More than one person had been sneaking glances at him all evening, but as he tugged on his coat and headed for the room’s main exit, the one liberally decorated with mistletoe, it got worse. The sensation of being watched followed him through the crowd.
Joey materialized at his side as he got closer. “I wanted to thank you again for your help on Monday. When Grant found out why the documents were all like that, I thought he’d piss himself laughing. Considering the alternative was probably a heart attack, I let it slide. And it all worked out, obviously.”
“I dunno,” Henry said. “I think someone messed up the math on my paycheck.”
“You got what you deserved,” Joey insisted. “Or, no, you deserve even more than that.”

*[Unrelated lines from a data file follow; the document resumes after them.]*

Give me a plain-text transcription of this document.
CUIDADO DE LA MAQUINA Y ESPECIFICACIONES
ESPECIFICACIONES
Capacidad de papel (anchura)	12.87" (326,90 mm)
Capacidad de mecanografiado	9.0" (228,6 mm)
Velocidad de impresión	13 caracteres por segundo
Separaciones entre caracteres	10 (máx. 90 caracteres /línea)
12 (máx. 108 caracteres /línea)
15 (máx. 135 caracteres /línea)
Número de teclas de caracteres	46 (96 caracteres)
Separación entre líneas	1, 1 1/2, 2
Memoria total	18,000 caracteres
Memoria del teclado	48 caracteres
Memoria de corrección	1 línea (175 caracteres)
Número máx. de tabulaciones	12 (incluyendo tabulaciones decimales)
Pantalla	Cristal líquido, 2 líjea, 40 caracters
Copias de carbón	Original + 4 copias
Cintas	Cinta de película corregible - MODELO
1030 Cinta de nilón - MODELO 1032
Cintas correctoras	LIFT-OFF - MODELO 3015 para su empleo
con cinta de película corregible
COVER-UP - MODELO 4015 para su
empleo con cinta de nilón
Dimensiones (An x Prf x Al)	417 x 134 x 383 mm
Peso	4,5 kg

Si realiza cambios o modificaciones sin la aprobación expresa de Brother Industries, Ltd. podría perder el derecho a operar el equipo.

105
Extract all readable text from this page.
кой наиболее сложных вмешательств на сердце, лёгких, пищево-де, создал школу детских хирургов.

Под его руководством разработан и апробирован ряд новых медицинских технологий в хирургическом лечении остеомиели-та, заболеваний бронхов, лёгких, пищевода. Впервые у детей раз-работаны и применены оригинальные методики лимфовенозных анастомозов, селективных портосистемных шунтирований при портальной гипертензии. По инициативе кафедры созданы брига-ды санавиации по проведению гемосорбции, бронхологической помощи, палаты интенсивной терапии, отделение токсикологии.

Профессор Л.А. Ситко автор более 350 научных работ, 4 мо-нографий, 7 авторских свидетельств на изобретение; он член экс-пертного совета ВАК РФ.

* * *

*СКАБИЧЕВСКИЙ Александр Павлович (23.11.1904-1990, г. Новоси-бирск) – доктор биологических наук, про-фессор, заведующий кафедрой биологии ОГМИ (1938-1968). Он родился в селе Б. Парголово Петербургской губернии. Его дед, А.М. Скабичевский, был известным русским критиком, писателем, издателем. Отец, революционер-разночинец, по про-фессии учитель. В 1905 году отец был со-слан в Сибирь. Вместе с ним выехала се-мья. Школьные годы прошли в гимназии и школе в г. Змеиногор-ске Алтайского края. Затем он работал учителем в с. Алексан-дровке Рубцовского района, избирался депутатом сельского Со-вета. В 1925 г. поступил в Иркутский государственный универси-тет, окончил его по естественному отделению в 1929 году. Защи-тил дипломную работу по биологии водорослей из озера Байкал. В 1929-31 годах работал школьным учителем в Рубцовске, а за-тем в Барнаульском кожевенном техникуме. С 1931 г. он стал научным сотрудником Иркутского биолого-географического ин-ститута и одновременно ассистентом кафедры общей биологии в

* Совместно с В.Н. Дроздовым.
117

Warmth pooled in Henry’s chest, and he smiled down at the floor. Two more steps, their strides evenly matched, and the second they were under the mistletoe, numerous voices started hooting and hollering from around the room. Susie’s was, without a shred of doubt, one of them.
Rolling his eyes, Henry turned to face Joey, who was wavering in place.
“You sure?” Joey asked quietly.
“Don’t leave me in suspense, Mr. Drew.”
Bouncing between hesitant and eager, like he both wanted to give Henry time to change his mind but also wanted to go through with it before Henry could, Joey ducked down, paused, and pressed a quick kiss to Henry’s lips, his hands resting gently on Henry’s sides. He straightened but didn’t let go.
In the midst of half their coworkers audibly losing their minds in drunken glee, Henry glared lightly. “C’mon, Joey. Like you mean it.”
And that was how Henry found himself being dipped backward, Joey gladly swallowing his surprised laughter down as he went about trying to devour Henry. Not that Henry had any complaints.
• • •
Years later, Susie would receive a generous gift basket with a photo attached instead of a note. It featured Henry with a furious flush on the parts of his cheeks not covered by his right hand, his left intertwined with and held aloft by Joey’s. The former was glaring off to the side—rendered entirely ineffective with the happy tears glistening behind his glasses—the latter mid-laugh as he showed off the ring on Henry’s finger.
He said yes!! was enthusiastically scrawled across the back in Joey’s stick-straight handwriting. And just beneath it, in Henry’s, You got me into this mess, so you better see me through to the end. How does best woman sound?